E’ partita la terza fase di assunzioni prevista dalla Buona Scuola. 48.794 proposte di assunzione sono arrivate ieri pomeriggio alle 16 nelle caselle di posta elettronica di altrettanti insegnanti precari. Mittente il ministero dell’Istruzione il quale, in virtù del completamento della cosiddetta ‘fase C’ del piano straordinario previsto dalla legge 107, ha inviato proposte di contratto a tempo indeterminato per il nuovo organico destinato al potenziamento.

Tutti i docenti individuati avranno 10 giorni di tempo per accettare: coloro che rifiutano o non accettano la proposta di assunzione sono definitivamente espunti dalle graduatorie di merito e a esaurimento in cui sono iscritti. Soddisfatta la titolare dell’Istruzione, Stefania Giannini, che parla di “inversione di rotta rispetto a un passato fatto di tagli a risorse e a docenti“.

Ma i più contenti sono sicuramente i docenti, che già pochi minuti dopo le 16 hanno cominciato a festeggiare sul web. E nella prima ora avevano accettato la proposta già oltre duemila prof, arrivando a oltre 6 mila dopo le 19.

Con la cosiddetta “fase C”, ha puntualizzato il Miur, “esordisce l’organico del potenziamento: una media di 6/7 insegnanti in più per Scuola che potranno essere utilizzati per ampliare l’offerta formativa, potenziare l’inclusione scolastica, contrastare la dispersione, aprire maggiormente gli istituti al territorio”.

Grazie al piano di assunzioni, la Scuola primaria – ha calcolato il Ministero – avrà oltre 18mila insegnanti in più che consentiranno alle scuole di offrire alle famiglie più tempo pieno, anche nelle aree del Paese dove il servizio è scarsamente disponibile, e maggiori aperture pomeridiane.
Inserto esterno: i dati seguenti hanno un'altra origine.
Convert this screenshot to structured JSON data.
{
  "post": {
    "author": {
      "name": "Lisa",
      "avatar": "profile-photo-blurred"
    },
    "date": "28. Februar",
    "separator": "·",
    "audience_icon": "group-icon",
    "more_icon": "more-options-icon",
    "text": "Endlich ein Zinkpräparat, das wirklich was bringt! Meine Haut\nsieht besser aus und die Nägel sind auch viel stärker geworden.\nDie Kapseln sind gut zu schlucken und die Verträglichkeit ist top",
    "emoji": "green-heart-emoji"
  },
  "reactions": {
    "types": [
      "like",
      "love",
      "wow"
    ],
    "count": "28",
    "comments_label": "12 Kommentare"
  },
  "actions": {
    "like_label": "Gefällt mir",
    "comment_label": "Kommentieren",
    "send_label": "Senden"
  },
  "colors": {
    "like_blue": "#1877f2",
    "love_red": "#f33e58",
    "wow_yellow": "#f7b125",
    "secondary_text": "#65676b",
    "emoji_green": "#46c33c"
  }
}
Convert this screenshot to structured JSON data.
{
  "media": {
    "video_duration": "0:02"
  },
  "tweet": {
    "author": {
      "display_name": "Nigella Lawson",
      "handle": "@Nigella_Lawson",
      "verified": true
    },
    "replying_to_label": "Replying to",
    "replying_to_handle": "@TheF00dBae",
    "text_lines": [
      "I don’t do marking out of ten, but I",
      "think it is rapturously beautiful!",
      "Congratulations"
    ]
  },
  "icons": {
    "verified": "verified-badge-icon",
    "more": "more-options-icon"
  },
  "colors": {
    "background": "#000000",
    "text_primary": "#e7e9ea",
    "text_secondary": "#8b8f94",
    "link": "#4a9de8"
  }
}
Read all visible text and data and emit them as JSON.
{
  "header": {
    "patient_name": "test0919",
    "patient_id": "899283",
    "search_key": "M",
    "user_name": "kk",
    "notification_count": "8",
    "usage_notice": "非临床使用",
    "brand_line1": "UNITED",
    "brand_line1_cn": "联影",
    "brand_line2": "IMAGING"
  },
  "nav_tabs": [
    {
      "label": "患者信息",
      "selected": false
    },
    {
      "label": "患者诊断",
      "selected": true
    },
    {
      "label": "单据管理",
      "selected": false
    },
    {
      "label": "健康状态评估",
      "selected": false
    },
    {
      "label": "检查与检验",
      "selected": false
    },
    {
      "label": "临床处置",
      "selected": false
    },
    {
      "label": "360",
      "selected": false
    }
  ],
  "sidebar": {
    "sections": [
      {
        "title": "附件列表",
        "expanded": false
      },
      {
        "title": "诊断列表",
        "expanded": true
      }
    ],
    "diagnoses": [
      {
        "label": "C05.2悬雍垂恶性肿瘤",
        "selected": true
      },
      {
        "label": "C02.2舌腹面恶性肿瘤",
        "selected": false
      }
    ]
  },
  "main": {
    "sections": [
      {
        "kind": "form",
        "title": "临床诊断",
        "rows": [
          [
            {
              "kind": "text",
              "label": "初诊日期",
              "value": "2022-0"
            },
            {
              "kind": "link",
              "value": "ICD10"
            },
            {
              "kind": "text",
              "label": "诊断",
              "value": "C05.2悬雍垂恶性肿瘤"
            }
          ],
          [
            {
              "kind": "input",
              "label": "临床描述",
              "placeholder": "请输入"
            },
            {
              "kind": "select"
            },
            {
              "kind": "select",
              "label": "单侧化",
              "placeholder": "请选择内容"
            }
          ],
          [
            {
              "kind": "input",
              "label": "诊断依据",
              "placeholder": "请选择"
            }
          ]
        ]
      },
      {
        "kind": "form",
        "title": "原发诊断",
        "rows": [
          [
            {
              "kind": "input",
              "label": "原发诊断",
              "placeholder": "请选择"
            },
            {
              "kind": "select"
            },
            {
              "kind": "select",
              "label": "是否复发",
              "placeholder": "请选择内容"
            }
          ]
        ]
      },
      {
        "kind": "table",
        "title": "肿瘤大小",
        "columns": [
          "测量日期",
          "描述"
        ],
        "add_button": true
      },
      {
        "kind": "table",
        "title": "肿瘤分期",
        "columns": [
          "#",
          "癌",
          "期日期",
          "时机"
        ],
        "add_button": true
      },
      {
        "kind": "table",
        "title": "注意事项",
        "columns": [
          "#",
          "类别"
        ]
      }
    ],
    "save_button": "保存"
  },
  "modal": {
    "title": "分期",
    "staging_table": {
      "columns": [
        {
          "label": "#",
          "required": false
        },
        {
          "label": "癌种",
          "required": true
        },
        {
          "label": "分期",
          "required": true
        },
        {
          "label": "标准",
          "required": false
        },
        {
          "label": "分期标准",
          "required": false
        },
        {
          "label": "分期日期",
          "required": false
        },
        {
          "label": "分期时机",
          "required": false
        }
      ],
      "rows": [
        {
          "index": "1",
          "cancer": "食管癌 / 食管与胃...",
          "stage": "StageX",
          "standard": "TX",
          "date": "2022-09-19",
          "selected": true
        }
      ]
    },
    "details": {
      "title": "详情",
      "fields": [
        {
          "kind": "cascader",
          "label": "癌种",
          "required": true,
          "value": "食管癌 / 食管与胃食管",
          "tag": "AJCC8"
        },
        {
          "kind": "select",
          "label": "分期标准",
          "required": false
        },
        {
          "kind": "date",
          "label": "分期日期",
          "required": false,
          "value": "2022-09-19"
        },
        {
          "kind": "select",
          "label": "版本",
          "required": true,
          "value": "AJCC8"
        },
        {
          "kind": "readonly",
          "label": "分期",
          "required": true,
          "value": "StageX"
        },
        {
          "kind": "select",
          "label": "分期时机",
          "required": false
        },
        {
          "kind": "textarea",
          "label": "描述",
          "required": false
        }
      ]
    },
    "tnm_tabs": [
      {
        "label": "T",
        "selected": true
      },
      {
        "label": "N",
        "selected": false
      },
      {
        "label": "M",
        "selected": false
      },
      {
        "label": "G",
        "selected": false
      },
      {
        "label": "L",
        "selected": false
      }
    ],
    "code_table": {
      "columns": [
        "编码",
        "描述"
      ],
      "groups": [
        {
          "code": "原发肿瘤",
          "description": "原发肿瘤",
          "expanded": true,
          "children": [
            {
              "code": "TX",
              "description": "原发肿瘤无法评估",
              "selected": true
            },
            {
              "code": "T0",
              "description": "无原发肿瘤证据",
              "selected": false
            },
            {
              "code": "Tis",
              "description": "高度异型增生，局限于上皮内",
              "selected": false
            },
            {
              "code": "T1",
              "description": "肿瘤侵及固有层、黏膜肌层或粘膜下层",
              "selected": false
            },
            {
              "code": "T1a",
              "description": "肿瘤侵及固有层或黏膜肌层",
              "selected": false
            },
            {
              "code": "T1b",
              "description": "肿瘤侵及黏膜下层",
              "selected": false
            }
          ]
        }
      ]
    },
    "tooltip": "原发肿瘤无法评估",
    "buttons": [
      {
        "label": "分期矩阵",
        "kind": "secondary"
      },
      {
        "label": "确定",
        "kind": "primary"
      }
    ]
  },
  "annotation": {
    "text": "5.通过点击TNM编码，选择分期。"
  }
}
Invece le scuole secondarie di I e II livello potranno contare su 7.500 docenti in più di area socio-economica, circa 8mila insegnanti di area artistica e musicale, 5mila di area linguistica, oltre 4.600 di area scientifica, più di 2mila di area umanistica, oltre 2.000 di area motoria e circa 1.500 di area laboratoriale.

A proposito delle ormai famose accuse di “deportazione” degli insegnanti da una parte all’altra del paese, c’è da sottolineare che circa il 90% dei precari verranno assunti nella provincia in cui avevano fatto richiesta.